Corriere della Sera, 28 agosto 2024
La carica dei fratelli registi, quando il cinema si fa in due
È come se si parlasse di Stanlio senza citare Ollio. La carica delle magnifiche otto coppie. Alla Mostra del cinema di Venezia sparpagliati nelle varie sezioni si avvicendano molti autori che lavorano insieme. Difficile attribuirvi una tendenza oggettiva, e coppie, da quando i Lumière accesero il primo riflettore, ci sono sempre state. Sul metodo di lavoro c’è evasività, non si riesce mai a capire davvero come si cristallizzi un’immagine.
La lista è lunga. L’austera semplicità «operaia» dei fratelli Dardenne, oppure Joel ed Ethan Coen a cui attori e tecnici durante le riprese chiedono lumi come se fossero una persona sola, fino ai Manetti Bros, che si sono fatti le ossa sul commissario Rex, o ancora i gemelli Damiano e Fabio D’Innocenzo che ogni tanto fingono di litigare.
I Taviani per esempio ci dissero di girare una scena ognuno, e qualora ci fossero stati disaccordi gravi si sarebbero divisi, «ma siamo sulla stessa corda di violino». Le amabili conversazioni con loro finivano con una preghiera: «Non chiamateci I Taviani, sembra una salsamenteria».
Veniamo alle coppie di quest’anno al Lido. «Abbiamo dovuto imparare ad accettare il carattere dell’altro e poi reciprocamente metterci a servizio. Ci abbiamo messo anni, un bel dispendio di energie nervose, soprattutto nella scrittura, ma c’è bisogno di una comune o quantomeno complementare visione del mondo e della vita, qualcosa di molto fragile», dicono i siciliani Fabio Grassadonia e Antonio Piazza che in gara hanno Iddu, con la loro cifra che sovverte i cliché, laddove Iddu è Matteo Messina Denaro, il mafioso interpretato da Elio Germano, nella sua latitanza recluso in un appartamento gestito da Barbora Bobulova mentre Toni Servillo è il fiancheggiatore.
E in gara troviamo due fratelli gemelli, i 32enni francesi Ludovic e Zoran Boukherma, che come riferimenti hanno Carpenter e Dumont.
Eccoli in Leurs Enfants Après Eux, racconto corale di un gruppo di adolescenti in una valle sperduta d’Oltralpe, coming of age sulle illusioni perdute della provincia: «Scrivendo film ci siamo resi conto che tutto ci riportava nei luoghi della nostra infanzia». Anche Delphine e Muriel sono sorelle, sulla cinquantina, il cognome è Coulin, cresciute a Cannes, note per 17 ragazze, alla loro terza regia, impegnate su temi femminili si spostano nell’universo maschile: Jouer Avec Le Feu ha come protagonista Vincent Lindon, padre single che deve crescere da solo due figli, uniti ma in modalità amore odio.
Tra la sezione Orizzonti (e dintorni), in Vittoria troviamo Alessandro Cassigoli, classe 1976, e Casey Kauffman, un passato in Medioriente come giornalista per Al Jazeera.
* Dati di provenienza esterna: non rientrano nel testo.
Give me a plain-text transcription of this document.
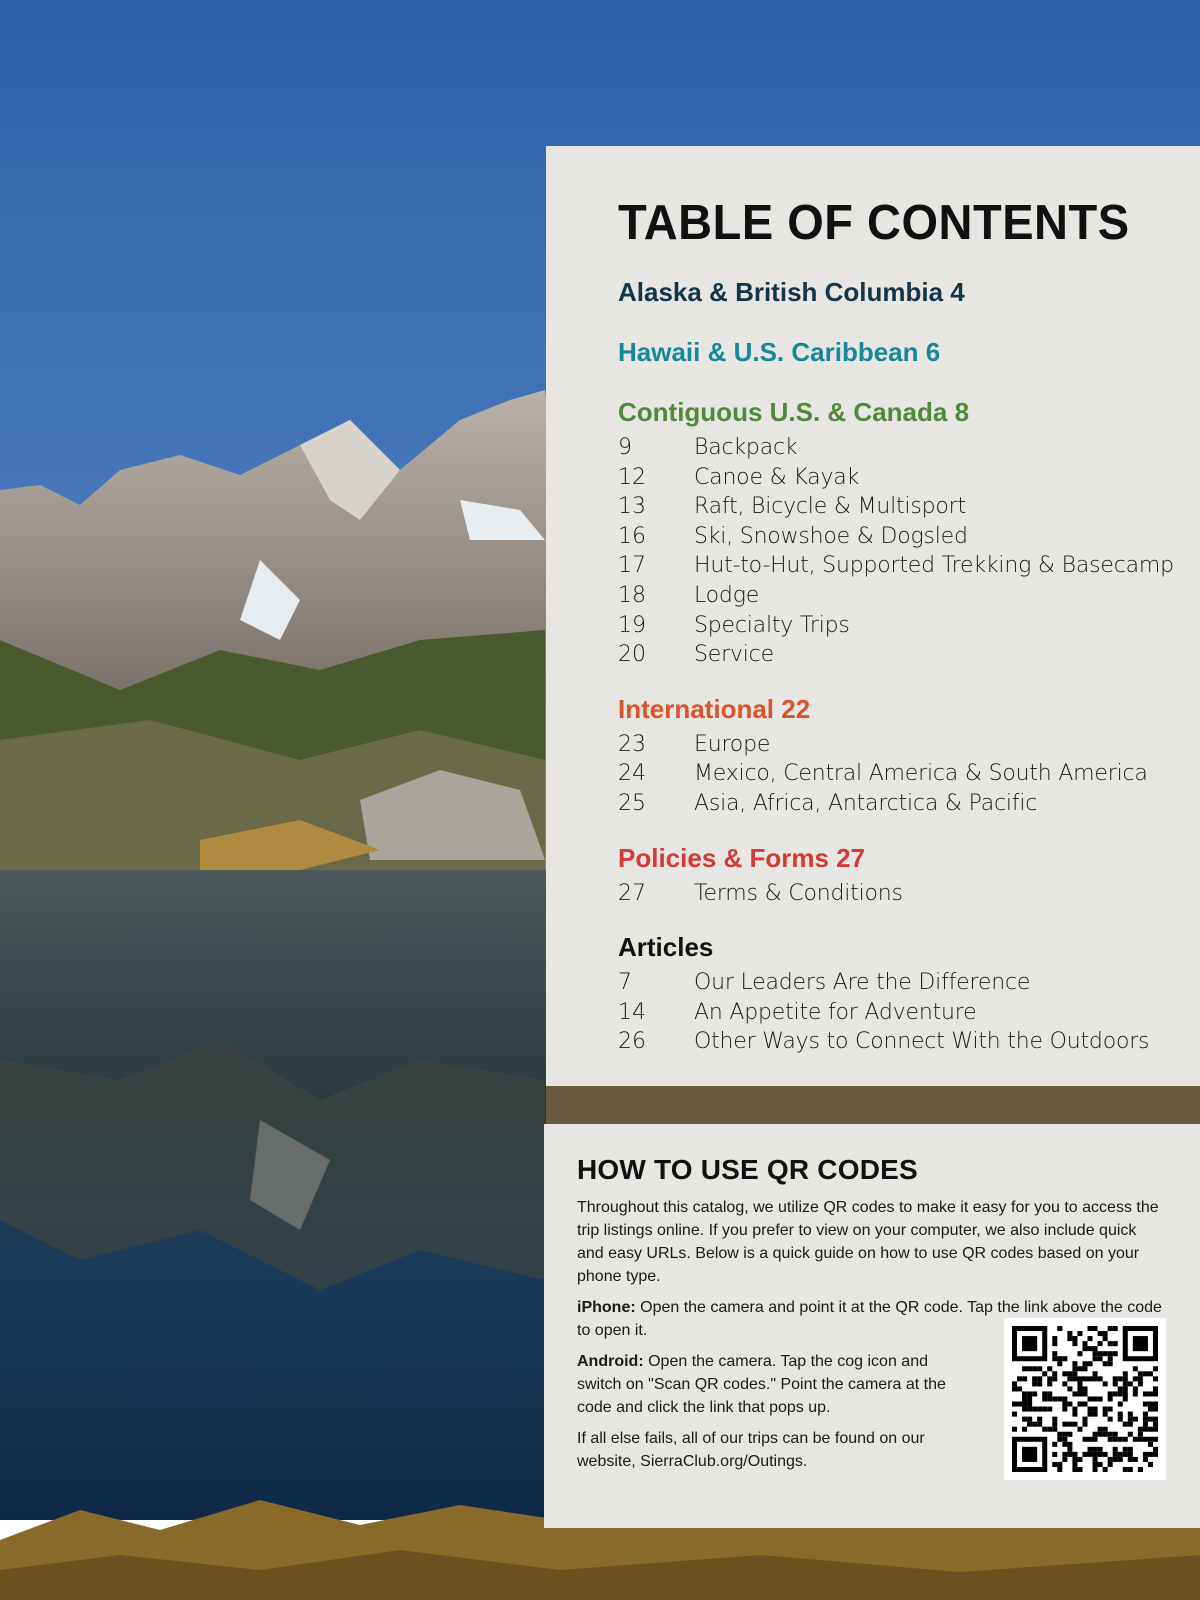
TABLE OF CONTENTS
Alaska & British Columbia 4
Hawaii & U.S. Caribbean 6
Contiguous U.S. & Canada 8
9	Backpack
12	Canoe & Kayak
13	Raft, Bicycle & Multisport
16	Ski, Snowshoe & Dogsled
17	Hut-to-Hut, Supported Trekking & Basecamp
18	Lodge
19	Specialty Trips
20	Service
International 22
23	Europe
24	Mexico, Central America & South America
25	Asia, Africa, Antarctica & Pacific
Policies & Forms 27
27	Terms & Conditions
Articles
7	Our Leaders Are the Difference
14	An Appetite for Adventure
26	Other Ways to Connect With the Outdoors
HOW TO USE QR CODES

Throughout this catalog, we utilize QR codes to make it easy for you to access the trip listings online. If you prefer to view on your computer, we also include quick and easy URLs. Below is a quick guide on how to use QR codes based on your phone type.

iPhone: Open the camera and point it at the QR code. Tap the link above the code to open it.

Android: Open the camera. Tap the cog icon and switch on "Scan QR codes." Point the camera at the code and click the link that pops up.

If all else fails, all of our trips can be found on our website, SierraClub.org/Outings.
Coprodotta da Nanni Moretti, è la storia vera di una coppia napoletana che, dopo tre figli maschi, vuole adottare una bambina in Bielorussia, infrangendo le regole.
Ancora Italia con Massimo D’Anolfi e Martina Parenti (in gara nel 2016 con il docu sperimentale Spira Mirabilis), coppia anche nella vita di documentaristi milanesi, il trittico Bestiari, Erbari, Lapidari è un docu enciclopedico suddiviso tra animali, piante e pietre, «metafore della nostra salute, del nostro corpo e delle nostre follie».
Marco, degli spagnoli Jon Garaño e Aitor Arregi è un thriller ispirato a fatti veri: «un sindacalista si è letteralmente inventato di fronte all’opinione pubblica e alla sua stessa famiglia un passato di sopravvissuto ai lager nazisti».
Dal Sudafrica l’esordio di Jason Jacobs e Devon Delmar. Carissa racconta di una ragazza spinta dalla nonna a fare domanda per un nuovo club di golf in un remoto villaggio sulle montagne, «ma quando si viene a sapere che sarà costruito sulle terre del nonno si trova davanti a un dilemma difficile, fra tradizione e modernità».
Kevin MacDonald, grande documentarista scozzese, vincitore di un Oscar, firma a quattro mani con l’abituale collaboratore Sam Rice Edwards One to One: John & Yoko, ricostruzione degli anni newyorchesi di Lennon e Yoko Ono, con materiale inedito oltre a immagini dell’ultimo concerto a New York tenuto dall’ex Beatle, che, inascoltato, reclamava la pace.